A slogan was formed that became the basis for Mondale's campaign. It turned the tide too as Mondale took the lead and eventually the bid in the presidential primary. The slogan worked wonderfully as it polarized people both against Hart and against his ideas. The slogan questioned Hart's resume and experience; it asked if this man, who came out of Colorado without ever being heard of before, has the credentials needed to be president. It also asked Hart to focus on his policies and what he would do, rather than the flaws of the current political climate. It was an ideal polarizing slogan as well because it called for Hart to give up his own polarizing campaign, a call for moderation, while polarizing people against Hart at the same time. It said nothing for Mondale's claim, all it did was take away from Hart's.

    This year Wendy's returned to their old ad campaign with this commercial. 

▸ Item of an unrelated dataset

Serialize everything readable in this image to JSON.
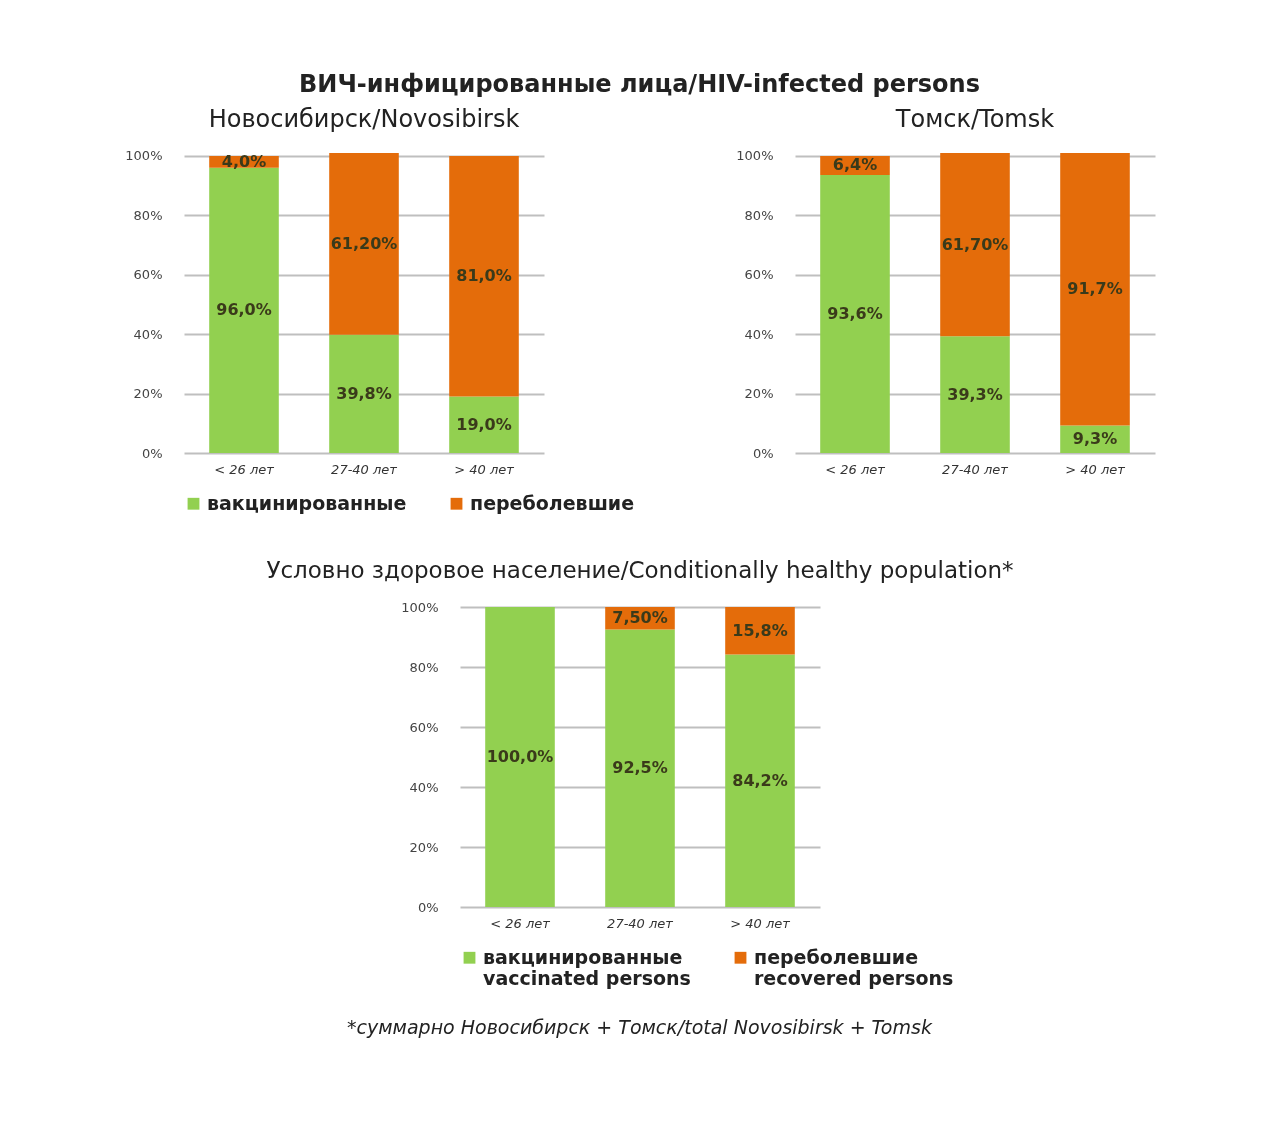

Perhaps this could inspire voters today to wonder where the beef is in the current election. To wonder if there's more to a candidate than saying why his opponent doesn't deserve the election. Candidates could have advertisements promoting their own 'beef', rather than trying to destroy the credentials of their opponent. I see this slogan, used to degrade another candidate initially in 1984, as a call for moderation in the current political environment. I believe that if more candidates focused on themselves and their policies, rather than trying to say why not to vote for the opponent, that it could lead to a much more moderate nation.